After the 1957 season, Phillies management made it clear that they were looking for a new backup catcher for Lopata. He signed his new contract in January 1958, marking his 11th season with the Phillies. Throughout spring training, Lopata did daily exercises for his injured knee, trying to get it strong enough to hold up for the 1958 season. He got off to a slow start in the season, and by the end of May the fans had turned on their once local favorite. His woes continued on June 8 when Larry Jackson out of St. Louis hit Lopata in the head with a pitch. It was reported to not be serious, but he would not be released from the hospital until three days later on June 11. Lopata suffered yet another injury in July, playing in only seven games that month. He finished the season with a .248 average to go with 9 home runs and 33 RBI in 86 games. After the season ended, Lopata was asked to join Willie Mays' National League "All-Star" Team for an exhibition game against an American League All-Star team put together by Mickey Mantle in New York City.

==Milwaukee Braves and retirement==
In January 1959, Lopata signed a new contract with the Philadelphia Phillies, taking a pay cut.
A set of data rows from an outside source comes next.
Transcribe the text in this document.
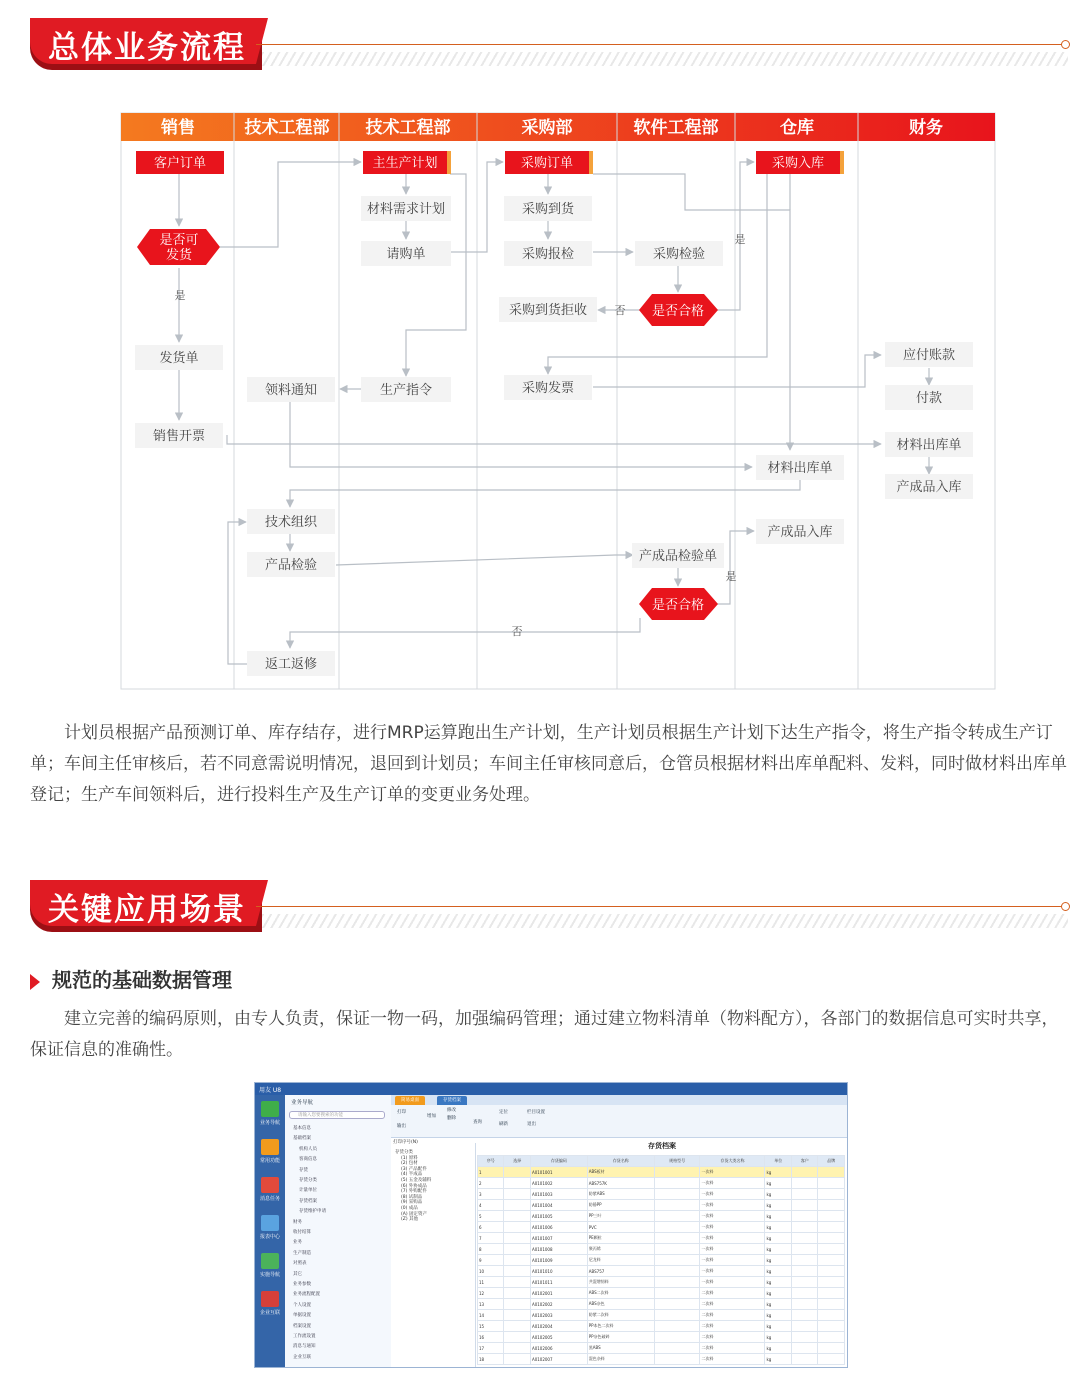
总体业务流程
销售	技术工程部 技术工程部	采购部	软件工程部	仓库	财务
发货单
销售开票
材料需求计划
请购单
生产指令
领料通知
技术组织
产品检验
返工返修
采购到货
采购报检
采购到货拒收
采购发票
采购检验
产成品检验单
材料出库单
产成品入库
应付账款
付款
材料出库单
产成品入库
客户订单	主生产计划	采购订单	采购入库
是否可
发货
是否合格
是否合格
是
是
否
是
否

计划员根据产品预测订单、库存结存，进行MRP运算跑出生产计划，生产计划员根据生产计划下达生产指令，将生产指令转成生产订单；车间主任审核后，若不同意需说明情况，退回到计划员；车间主任审核同意后，仓管员根据材料出库单配料、发料，同时做材料出库单登记；生产车间领料后，进行投料生产及生产订单的变更业务处理。

关键应用场景
规范的基础数据管理

建立完善的编码原则，由专人负责，保证一物一码，加强编码管理；通过建立物料清单（物料配方），各部门的数据信息可实时共享，保证信息的准确性。

用友 U8
业务导航
常用功能
消息任务
报表中心
实施导航
企业互联
业务导航
请输入您要搜索的功能
基本信息
基础档案
机构人员
客商信息
存货
存货分类
计量单位
存货档案
存货维护申请
财务
收付结算
业务
生产制造
对照表
其它
业务参数
业务流程配置
个人设置
单据设置
档案设置
工作流设置
消息与通知
企业互联
简易桌面	存货档案
打印
输出
增加
修改
删除
查询
定位
刷新
栏目设置
退出
打印序号(N)
存货分类
(1) 原料
(2) 包材
(3) 产品配件
(4) 半成品
(5) 五金及辅料
(6) 外协成品
(7) 外购配件
(8) 试制品
(9) 采购品
(0) 成品
(A) 固定资产
(Z) 其他
存货档案
序号	选择	存货编码	存货名称	规格型号	存货大类名称	单位	客户	品牌
1		A0101001	ABS板材		一次料	kg		
2		A0101002	ABS757K		一次料	kg		
3		A0101003	防紫ABS		一次料	kg		
4		A0101004	防静PP		一次料	kg		
5		A0101005	PP三叶		一次料	kg		
6		A0101006	PVC		一次料	kg		
7		A0101007	PE颗粒		一次料	kg		
8		A0101008	聚丙烯		一次料	kg		
9		A0101009	尼龙料		一次料	kg		
10		A0101010	ABS757		一次料	kg		
11		A0101011	共混增韧料		一次料	kg		
12		A0102001	ABS二次料		二次料	kg		
13		A0102002	ABS杂色		二次料	kg		
14		A0102003	防紫二次料		二次料	kg		
15		A0102004	PP本色二次料		二次料	kg		
16		A0102005	PP杂色破碎		二次料	kg		
17		A0102006	黑ABS		二次料	kg		
18		A0102007	混色杂料		二次料	kg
He played through spring training with the Phils, but ended up being traded to the Milwaukee Braves on March 31, 1959 along with Ted Kazanski and Johnny O'Brien for Gene Conley, Harry Hanebrink, and Joe Koppe. Lopata was initially very optimistic about the move. He said his knee was strong again, and was looking forward to playing in front of the "friendly crowds in Milwaukee." However, it failed to pan out. Lopata was used sparingly throughout much of the season, failing to get a single hit until July 16. He finished the season with a .104 average in just 48 at-bats. On October 26, Lopata was officially released by the Braves.

The Braves agreed to bring back Lopata for the 1960 season by having him sign a contract on February 9. Manager Charlie Dressen immediately designated him as the second string catcher behind starter Del Crandall. Dressen had faith that Lopata's 1959 season was an aberration and not a trend, adding that he would try to get Stan into more games that season. He hit well in spring training, including a walk-off home run against the Reds in the bottom of the 12th inning on April 6 in Jacksonville, Florida. In the regular season, however, Lopata only appeared in 7 games for the Braves before being optioned to the minor league Class AAA Louisville Colonels of the American Association. He hit .246 with 12 home runs and 28 RBI in 55 games for the Colonels. Lopata received one more call up to the majors on September 12, but he did not play in any games and was soon sent back to Louisville. Lopata's final professional game ended on a high note, as he helped Louisville win the "Little World Series" 5–1 against Toronto of the International League. Lopata received his unconditional release from the Braves on October 14, bringing his professional career to a close at the age of 34.

==Playing style==
Lopata had an "extreme crouch" at the plate, according to New York Giants star pitcher Sal Maglie. This made his strike zone "awfully small," in Maglie's words.

==After baseball==
On June 3, 1969, the 1950 National League Pennant Winning Philadelphia Philliles, nicknamed the "Whiz Kids", had an exhibition game against a local team. Lopata batted cleanup, hitting a home run in the first inning. The Whiz Kids were victorious 10–1.

After his professional baseball career was over, Lopata made a living by working at a steel plant in Dearborn, Michigan, later moving back to Philadelphia to work as a salesman for IBM. He later worked for a concrete company in Philadelphia, retiring as vice president of sales. In 1988, Lopata was inducted into the Pennsylvania Sports Hall of Fame, and nine years later, on June 12, 1997, he was also inducted into the National Polish American Sports Hall of Fame.

==Personal life==
Lopata married Betty Kulczyk, who lived in the next block in Detroit, on October 25, 1947. Stanley and Betty had seven children, 16 grandchildren, and eight great-grandchildren In July 1949, Stan went on a brief bereavement from the ballclub when the front office notified him that he had become a father. Lopata died of heart complications on June 15, 2013, at the University of Pennsylvania Hospital.